CIUDAD DEL VATICANO (CNS) —A los que están llamados a ser misioneros de la misericordia se les confía la importante tarea de ser el rostro y la voz del amor de Dios a los necesitados, dijo el papa Francisco.

"No olvidemos nunca que Dios no actúa en la vida cotidiana de las personas a través de actos impactantes, sino de una manera silenciosa, discreta, sencilla, para manifestarse a través de personas que se convierten en sacramento de su presencia. Y ustedes son un sacramento de la presencia de Dios", dijo el papa a los sacerdotes durante una reunión en el Vaticano el 25 de abril.

Los "misioneros de la misericordia" fueron sacerdotes elegidos por el Vaticano para el Año de la Misericordia 2015-2016 para predicar sobre la misericordia de Dios y, especialmente, para alentar a los católicos a redescubrir la gracia del sacramento de la reconciliación.
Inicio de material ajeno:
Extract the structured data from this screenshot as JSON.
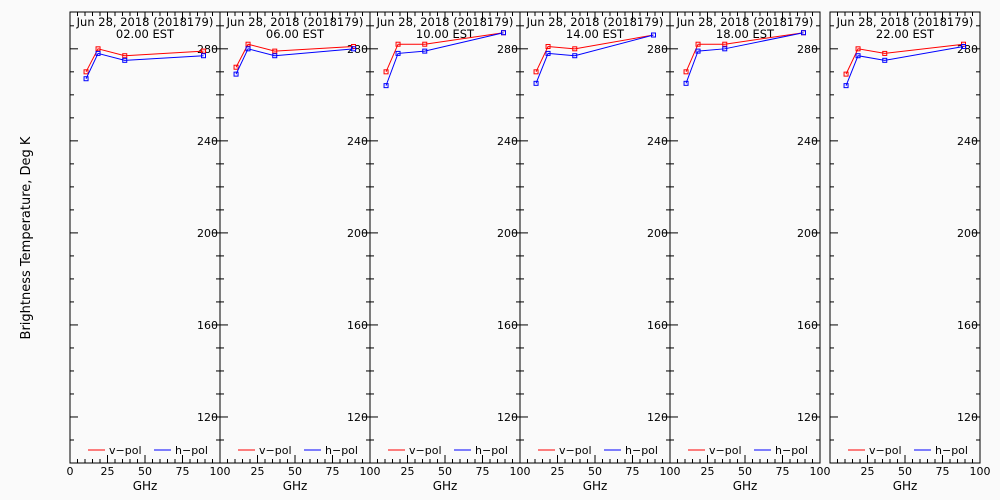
{
  "ylabel": "Brightness Temperature, Deg K",
  "xlabel": "GHz",
  "colors": {
    "v_pol": "#ff0000",
    "h_pol": "#0000ff",
    "axis": "#000000",
    "background": "#fafafa"
  },
  "legend": {
    "position": "bottom",
    "v_label": "v−pol",
    "h_label": "h−pol"
  },
  "chart_data": [
    {
      "type": "line",
      "title": "Jun 28, 2018 (2018179)",
      "subtitle": "02.00 EST",
      "x": [
        10.7,
        18.7,
        36.5,
        89.0
      ],
      "xlim": [
        0,
        100
      ],
      "ylim": [
        100,
        296
      ],
      "xticks": [
        "0",
        "25",
        "50",
        "75",
        "100"
      ],
      "yticks": [
        "120",
        "160",
        "200",
        "240",
        "280"
      ],
      "series": [
        {
          "name": "v−pol",
          "values": [
            270,
            280,
            277,
            279
          ]
        },
        {
          "name": "h−pol",
          "values": [
            267,
            278,
            275,
            277
          ]
        }
      ]
    },
    {
      "type": "line",
      "title": "Jun 28, 2018 (2018179)",
      "subtitle": "06.00 EST",
      "x": [
        10.7,
        18.7,
        36.5,
        89.0
      ],
      "xlim": [
        0,
        100
      ],
      "ylim": [
        100,
        296
      ],
      "xticks": [
        "0",
        "25",
        "50",
        "75",
        "100"
      ],
      "yticks": [
        "120",
        "160",
        "200",
        "240",
        "280"
      ],
      "series": [
        {
          "name": "v−pol",
          "values": [
            272,
            282,
            279,
            281
          ]
        },
        {
          "name": "h−pol",
          "values": [
            269,
            280,
            277,
            280
          ]
        }
      ]
    },
    {
      "type": "line",
      "title": "Jun 28, 2018 (2018179)",
      "subtitle": "10.00 EST",
      "x": [
        10.7,
        18.7,
        36.5,
        89.0
      ],
      "xlim": [
        0,
        100
      ],
      "ylim": [
        100,
        296
      ],
      "xticks": [
        "0",
        "25",
        "50",
        "75",
        "100"
      ],
      "yticks": [
        "120",
        "160",
        "200",
        "240",
        "280"
      ],
      "series": [
        {
          "name": "v−pol",
          "values": [
            270,
            282,
            282,
            287
          ]
        },
        {
          "name": "h−pol",
          "values": [
            264,
            278,
            279,
            287
          ]
        }
      ]
    },
    {
      "type": "line",
      "title": "Jun 28, 2018 (2018179)",
      "subtitle": "14.00 EST",
      "x": [
        10.7,
        18.7,
        36.5,
        89.0
      ],
      "xlim": [
        0,
        100
      ],
      "ylim": [
        100,
        296
      ],
      "xticks": [
        "0",
        "25",
        "50",
        "75",
        "100"
      ],
      "yticks": [
        "120",
        "160",
        "200",
        "240",
        "280"
      ],
      "series": [
        {
          "name": "v−pol",
          "values": [
            270,
            281,
            280,
            286
          ]
        },
        {
          "name": "h−pol",
          "values": [
            265,
            278,
            277,
            286
          ]
        }
      ]
    },
    {
      "type": "line",
      "title": "Jun 28, 2018 (2018179)",
      "subtitle": "18.00 EST",
      "x": [
        10.7,
        18.7,
        36.5,
        89.0
      ],
      "xlim": [
        0,
        100
      ],
      "ylim": [
        100,
        296
      ],
      "xticks": [
        "0",
        "25",
        "50",
        "75",
        "100"
      ],
      "yticks": [
        "120",
        "160",
        "200",
        "240",
        "280"
      ],
      "series": [
        {
          "name": "v−pol",
          "values": [
            270,
            282,
            282,
            287
          ]
        },
        {
          "name": "h−pol",
          "values": [
            265,
            279,
            280,
            287
          ]
        }
      ]
    },
    {
      "type": "line",
      "title": "Jun 28, 2018 (2018179)",
      "subtitle": "22.00 EST",
      "x": [
        10.7,
        18.7,
        36.5,
        89.0
      ],
      "xlim": [
        0,
        100
      ],
      "ylim": [
        100,
        296
      ],
      "xticks": [
        "0",
        "25",
        "50",
        "75",
        "100"
      ],
      "yticks": [
        "120",
        "160",
        "200",
        "240",
        "280"
      ],
      "series": [
        {
          "name": "v−pol",
          "values": [
            269,
            280,
            278,
            282
          ]
        },
        {
          "name": "h−pol",
          "values": [
            264,
            277,
            275,
            281
          ]
        }
      ]
    }
  ]
}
En un permiso que más tarde se extendió a todos los sacerdotes, el papa Francisco les otorgó el poder de absolver a los penitentes que lamentaban haber tenido un aborto o haber desempeñado un papel en la decisión de alguien de abortar. También les autorizó a levantar algunas penas impuestas por el derecho canónico.

Al notar su creciente número, el papa dijo que los misioneros de la misericordia "son un instrumento privilegiado en la iglesia" y, por esta razón, se incluyeron en su constitución apostólica que reforma la Curia Romana, "Praedicate Evangelium" ("Predica el Evangelio").

"Quería colocaros allí, en la Constitución Apostólica, porque sois un instrumento privilegiado en la Iglesia de hoy, y no sois un movimiento que existe hoy y no existe mañana. No, estás en la estructura de la iglesia. Es por eso que quería ponerlos allí", dijo, apartándose de sus comentarios preparados.

En su charla, el papa reflexionó sobre la figura bíblica de Ruth, una joven viuda moabita que "vive en un país extranjero que la considera una intrusa y ni siquiera digna de solidaridad".

Sin embargo, su generosidad hacia su suegra, Noemí, y su completa confianza en Dios son un ejemplo de cómo "podemos superar las muchas formas de exclusión y marginación que acechan en nuestro comportamiento".

Si bien Dios no habla directamente en el libro, cada uno de los "gestos de bondad de Ruth hacia Noemí, que se considera 'amargada por Dios', se convierte en un signo tangible de la cercanía y bondad del Señor", dijo el papa.

El papa Francisco instó a los misioneros de la misericordia a "mantener todas las formas de juicio lejos de ustedes y siempre poner la voluntad de entender a la persona frente a ustedes primero".

"Te enfrentas a una mujer u hombre que pide perdón, y tienes el perdón en tu bolsillo. ¿Se quedará en tu bolsillo? ¿O su generosidad se lo dará?", preguntó.

El papa también dijo que si los sacerdotes tienen requisitos específicos para perdonar, entonces tal vez "no son aptos para ser misioneros de misericordia".

"Siempre. Perdona siempre. No lo pospongan", dijo el papa. Si hay "una persona que te pide perdón, ¿quién eres tú para preguntar si puede o no ser sincero? Toma su palabra y perdona. Perdona siempre. Por favor, perdona siempre. Con el perdón de Cristo no se juega, no se bromea".